EU will Schlupflöcher stopfen

Die Europäische Union verschärft ihre Sanktionen gegen Russland weiter. Vertreter und Vertreterinnen der EU-Staaten einigten sich am Mittwoch in Brüssel auf das elfte Sanktionspaket seit dem russischen Angriff auf die Ukraine, wie der schwedische Ratsvorsitz mitteilte. Im Mittelpunkt stehen Maßnahmen gegen eine Umgehung bereits bestehender Sanktionen.

Vorgesehen sind Strafmaßnahmen gegen Unternehmen, die Dual-Use-Güter nach Russland exportieren. Solche eigentlich zivil genutzten Produkte können auch militärisch verwendet oder weiter verbaut werden. Im Visier der EU sind etwa Kühlschränke, Drucker und Taschenrechner aus Europa, die über Drittländer nach Russland geliefert werden und deren Elektronik dort für Waffen genutzt wird.

Als „letztes Mittel“ gegen das Umgehen der Sanktionen ist deshalb ein neues Notfallinstrument geplant, mit dem Exporte in nicht kooperationswillige Drittländer eingeschränkt werden können. Davon könnten auch chinesische Unternehmen betroffen sein. Ursprünglich wollte die EU-Kommission auch sie auf die Sanktionsliste setzen. Nach scharfen Protesten aus Peking werden nun laut Diplomaten aber nur drei russische Firmen mit Sitz in Hongkong gelistet.

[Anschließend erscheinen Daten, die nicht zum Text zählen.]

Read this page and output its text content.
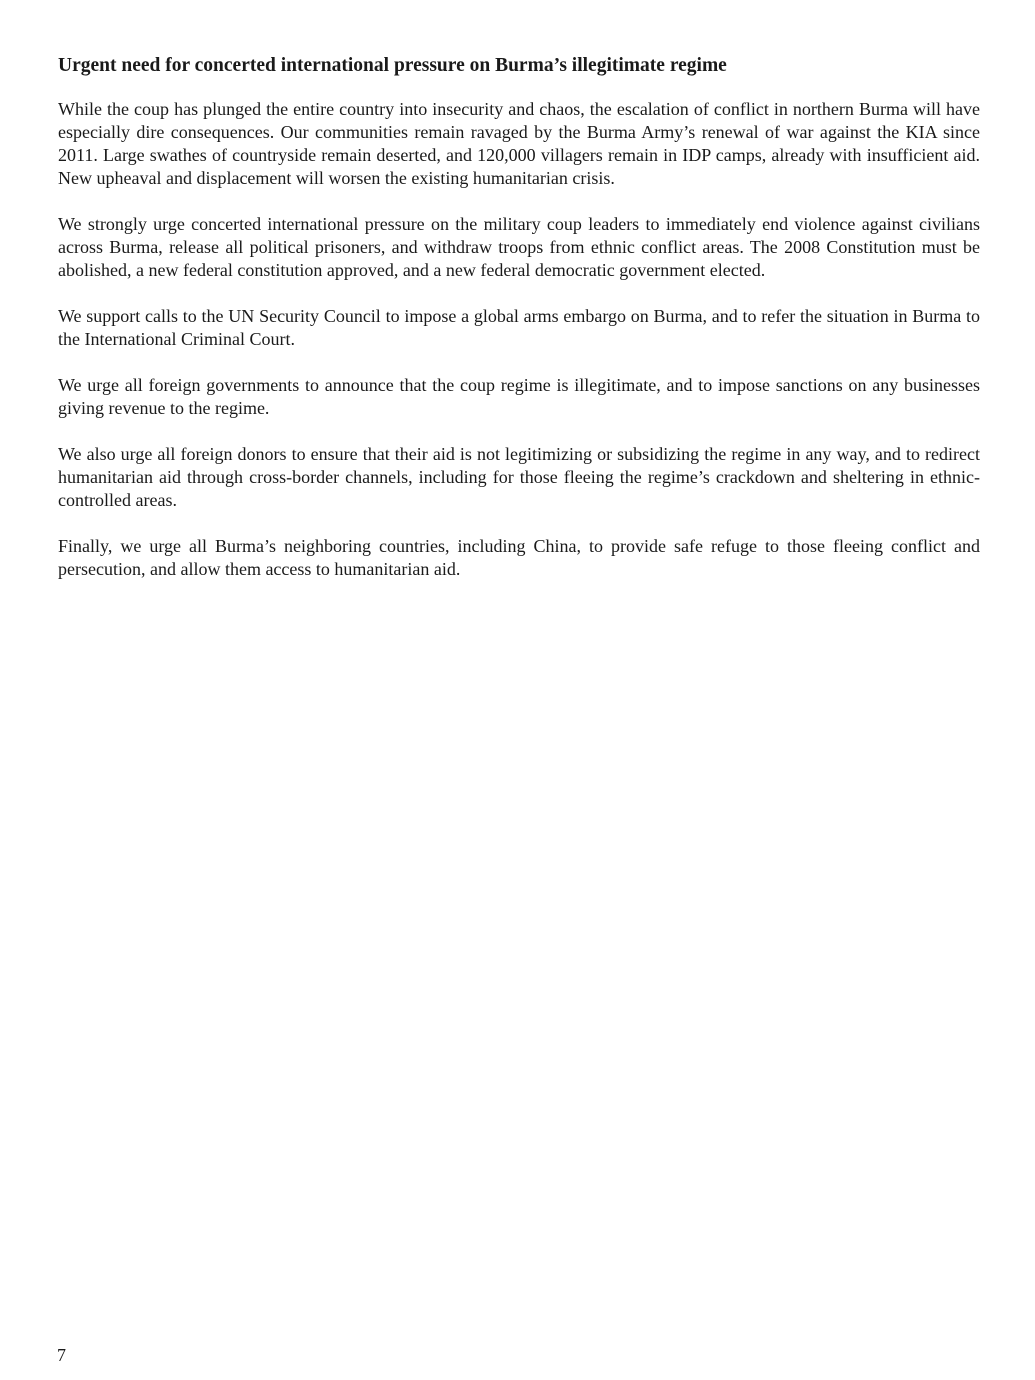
Urgent need for concerted international pressure on Burma’s illegitimate regime

While the coup has plunged the entire country into insecurity and chaos, the escalation of conflict in northern Burma will have especially dire consequences. Our communities remain ravaged by the Burma Army’s renewal of war against the KIA since 2011. Large swathes of countryside remain deserted, and 120,000 villagers remain in IDP camps, already with insufficient aid. New upheaval and displacement will worsen the existing humanitarian crisis.

We strongly urge concerted international pressure on the military coup leaders to immediately end violence against civilians across Burma, release all political prisoners, and withdraw troops from ethnic conflict areas. The 2008 Constitution must be abolished, a new federal constitution approved, and a new federal democratic government elected.

We support calls to the UN Security Council to impose a global arms embargo on Burma, and to refer the situation in Burma to the International Criminal Court.

We urge all foreign governments to announce that the coup regime is illegitimate, and to impose sanctions on any businesses giving revenue to the regime.

We also urge all foreign donors to ensure that their aid is not legitimizing or subsidizing the regime in any way, and to redirect humanitarian aid through cross-border channels, including for those fleeing the regime’s crackdown and sheltering in ethnic-controlled areas.

Finally, we urge all Burma’s neighboring countries, including China, to provide safe refuge to those fleeing conflict and persecution, and allow them access to humanitarian aid.

7
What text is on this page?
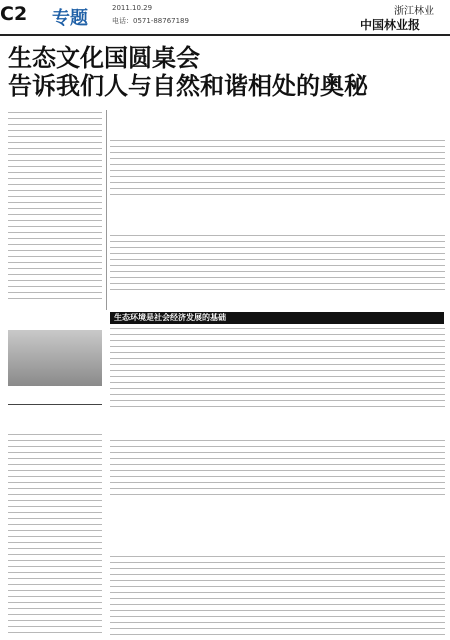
C2	专题	2011.10.29
电话：0571-88767189
浙江林业
中国林业报
生态文化国圆桌会
告诉我们人与自然和谐相处的奥秘
生态环境是社会经济发展的基础
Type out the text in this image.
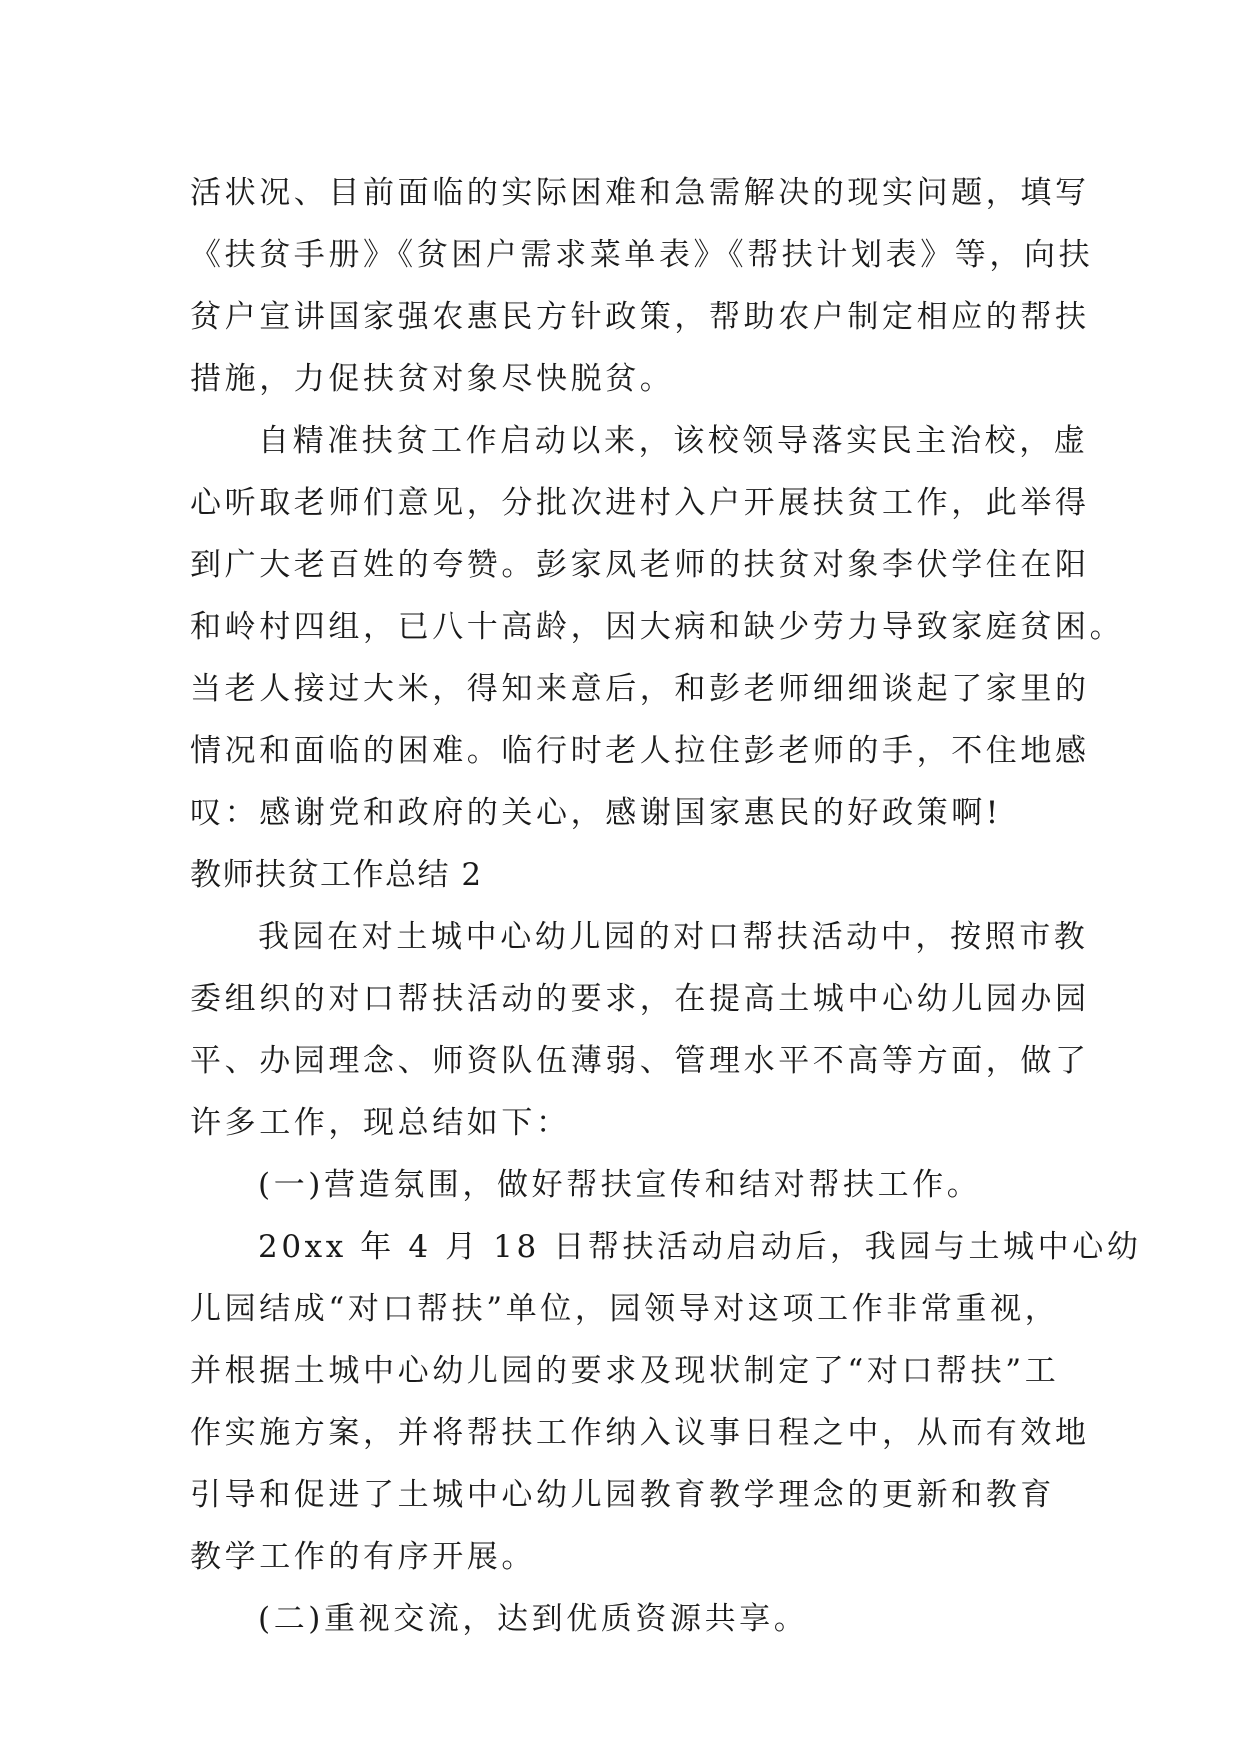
活状况、目前面临的实际困难和急需解决的现实问题，填写
《扶贫手册》《贫困户需求菜单表》《帮扶计划表》等，向扶
贫户宣讲国家强农惠民方针政策，帮助农户制定相应的帮扶
措施，力促扶贫对象尽快脱贫。
自精准扶贫工作启动以来，该校领导落实民主治校，虚
心听取老师们意见，分批次进村入户开展扶贫工作，此举得
到广大老百姓的夸赞。彭家凤老师的扶贫对象李伏学住在阳
和岭村四组，已八十高龄，因大病和缺少劳力导致家庭贫困。
当老人接过大米，得知来意后，和彭老师细细谈起了家里的
情况和面临的困难。临行时老人拉住彭老师的手，不住地感
叹：感谢党和政府的关心，感谢国家惠民的好政策啊!
教师扶贫工作总结 2
我园在对土城中心幼儿园的对口帮扶活动中，按照市教
委组织的对口帮扶活动的要求，在提高土城中心幼儿园办园
平、办园理念、师资队伍薄弱、管理水平不高等方面，做了
许多工作，现总结如下：
(一)营造氛围，做好帮扶宣传和结对帮扶工作。
20xx 年 4 月 18 日帮扶活动启动后，我园与土城中心幼
儿园结成“对口帮扶”单位，园领导对这项工作非常重视，
并根据土城中心幼儿园的要求及现状制定了“对口帮扶”工
作实施方案，并将帮扶工作纳入议事日程之中，从而有效地
引导和促进了土城中心幼儿园教育教学理念的更新和教育
教学工作的有序开展。
(二)重视交流，达到优质资源共享。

Einige Staaten im Verdacht, bei Umgehung zu helfen

Neben China stehen auch Kasachstan, die Türkei und die Vereinigten Arabischen Emirate im Verdacht, Russland beim Umgehen der Sanktionen zu helfen. Der Türkei wurde zuletzt von EU-Fachleuten bescheinigt, vergleichsweise entschlossen auf Hinweise zu Sanktionsumgehungen zu reagieren.

Direkt nach der Vorstellung der Vorschläge für das Sanktionspaket Anfang Mai hatte es zudem längere Diskussionen darüber gegeben, ob einzelne Länder an den Pranger gestellt werden sollten, wenn über sie Russland-Sanktionen umgangen werden.

Sorge vor Folgen für Handel mit China

Hintergrund war vor allem die Sorge mancher Länder, dass ein mögliches Vorgehen gegen China Vergeltungsmaßnahmen und negative Auswirkungen auf die Handelsbeziehungen zur Folge haben könnte. Vereinbart wurde deswegen nun ein sehr vorsichtiges Vorgehen.

Russischer Güterzug
AP/Mindaugas Kulbis
Einfuhren nach Russland sind mittlerweile mit umfassenden Sanktionen der EU belegt

Aus den EU-Staaten selbst dürfen schon seit Monaten viele Produkte nicht mehr nach Russland geliefert werden. EU-Diplomaten zufolge sieht das neue Sanktionspaket zudem eine Verschärfung bestehender Transitverbote vor. Somit sollen bestimmte Hightech-Produkte oder Flugzeugteile, die Russlands Verteidigungssektor nützen, aus Drittstaaten nicht mehr nach Russland kommen können.

Vorgehen gegen Beteiligte an Deportationen von Kindern

Das Sanktionspaket sieht zudem Einreise- und Vermögenssperren gegen 71 weitere Verantwortliche und 33 Organisationen vor. Die EU wirft ihnen unter anderem vor, sich an der „illegalen Deportation ukrainischer Kinder nach Russland“ zu beteiligen, wie es in einer Erklärung Schwedens, das noch bis Ende Juni den rotierenden Vorsitz im Ministerrat hat, heißt.

Mit dem Sanktionspaket verlängert wird darüber hinaus der Entzug von Sendelizenzen für fünf russische Medien, die unter Kontrolle der Moskauer Regierung stehen.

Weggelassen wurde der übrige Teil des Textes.